About Me

LOCATION: LOS ANGELES, CALIFORNIA, United States
I am an artist currently living in Los Angeles. I specialize in photo-based work. Contact me at bbisch8005@hotmail.com

5.26.2009

A Photograph of Morris Louis in His Studio

Doesn’t exist.

Locked away in his home studio Louis perfected painting techniques that are still being speculated by art historians over 40 years later. Why? Because he kept his techniques guarded by not sharing how he made his paintings with anyone.

…no one ever saw him work. Not even his wife was admitted to the tiny studio where Louis worked his magic, and the huge canvases that emerged were canonized as masterpieces of this intimate alchemical process.
(Machine in the Studio, Caroline A. Jones)

So what we are left with is the object, these masterpieces. However, to stand in front of one of Louis’ paintings, to witness the threads of bare canvas, the shift in colors stained through the fabric, and to peek around at the limits of the support, reveals nothing of the creator’s hand. Not a single brush stroke can be seen. It is as if the painting was always present. Greenberg describes this experience, “The fabric, being soaked in paint rather than merely covered by it, becomes paint in itself, color in itself, like dyed cloth: the threadedness and wovenness are in the color.” Because of Morris’ strict work ethic and artistic morality, he never let a photographer near his studio. With no document in existence we are left imagining him pouring, dabbing, mixing, stretching; a mystic figure working, locked away from the public.

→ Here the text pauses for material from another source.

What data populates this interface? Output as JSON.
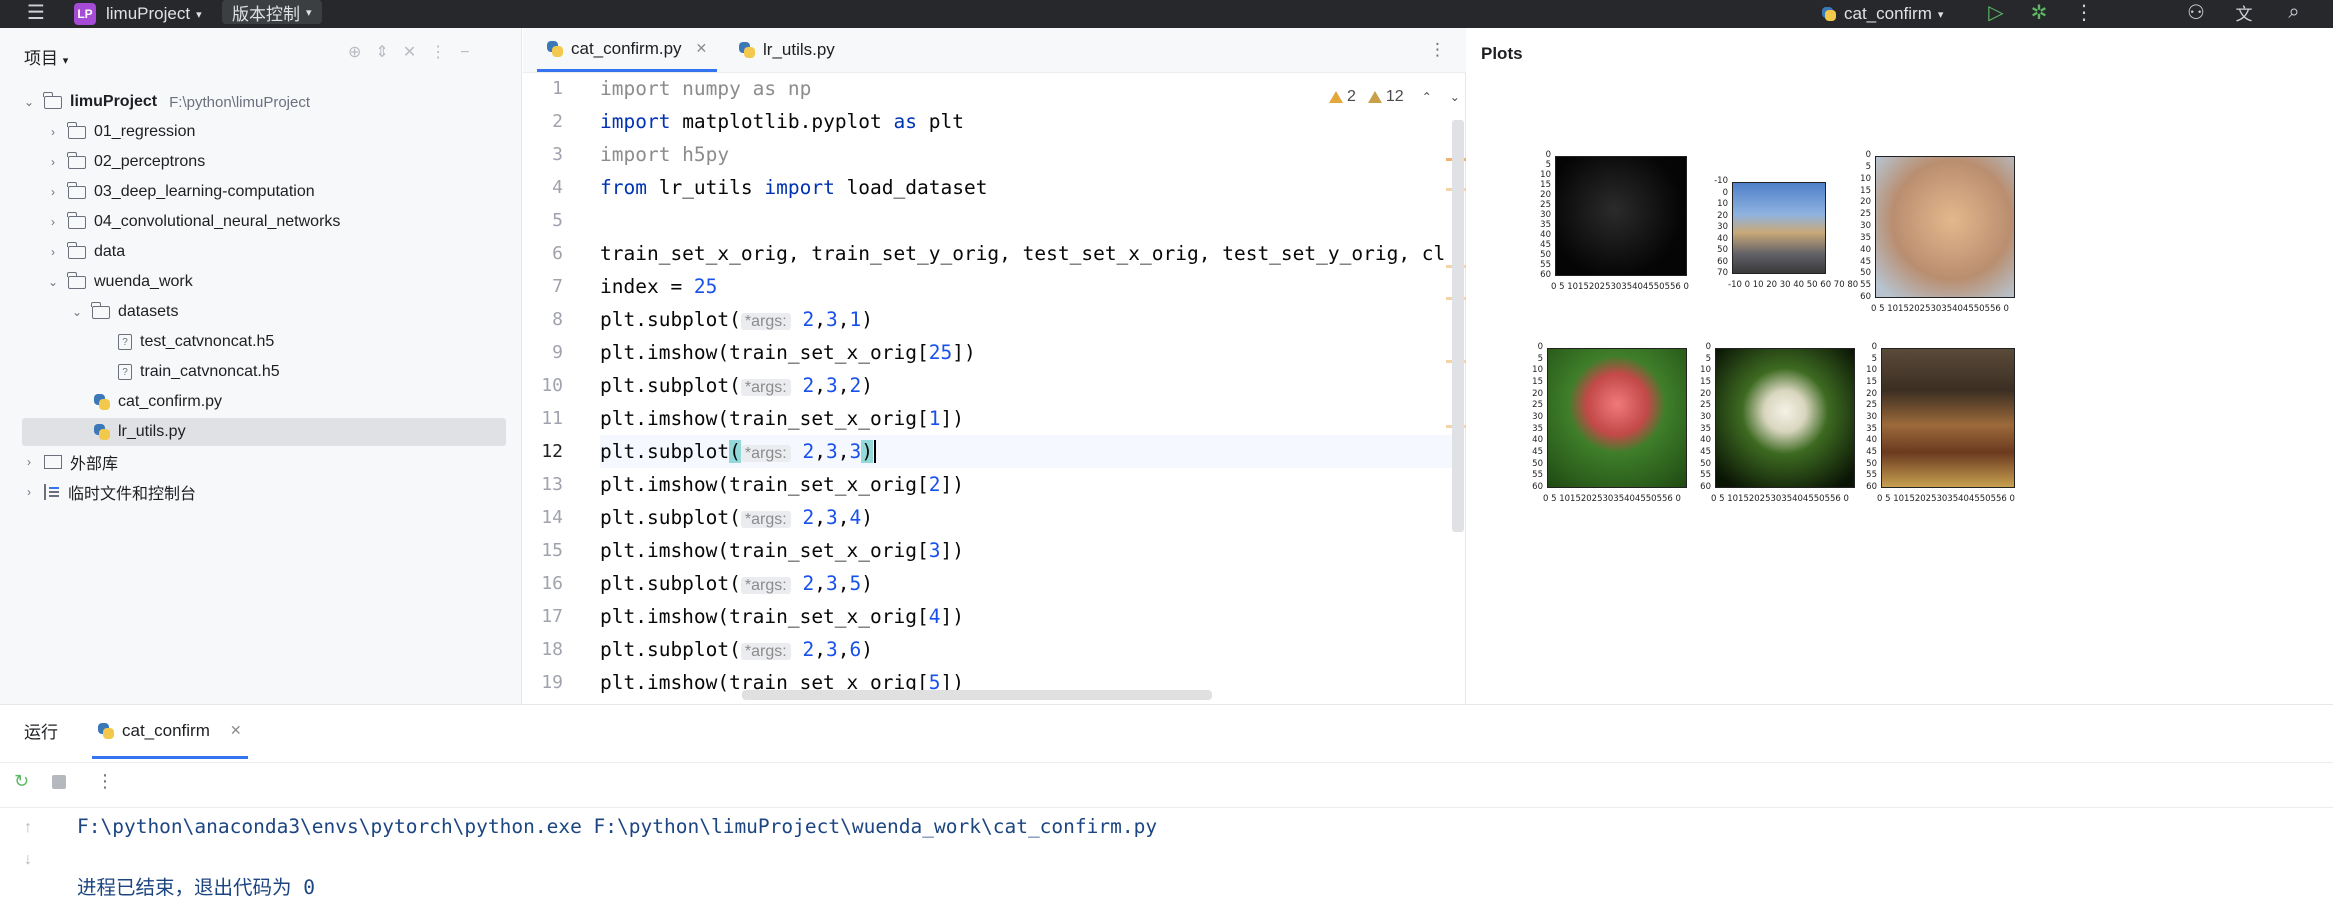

What adds further substance to Morris’ integrity is that every other major painter of his generation and the generation before him has a photograph taken of them working in their studio. These photographs of painters, more typologies than portraits, are so common during this period that they all share specific characteristics. All the photographs contain the painter residing in their studio, their recent creations surrounding them. The painter doesn’t acknowledge the camera spying on them as they work. However, the painter is absorbed either in thoughtful contemplation or the act of painting. The presence of the camera changes everything as I have learned, and the person being photographed in this situation becomes a performer in a role. The role in this case is that of an artist working in their studio. The theatricality of these types of photographs stifles the artistic intensions these painters explored, and predate the “stage presence” of minimalist art by decades. But unlike minimalism it is not the art object that is on a theatrical stage, it is the artist, and the photograph remains allowing us to witness the drama unfolding, the artist creating in their studio.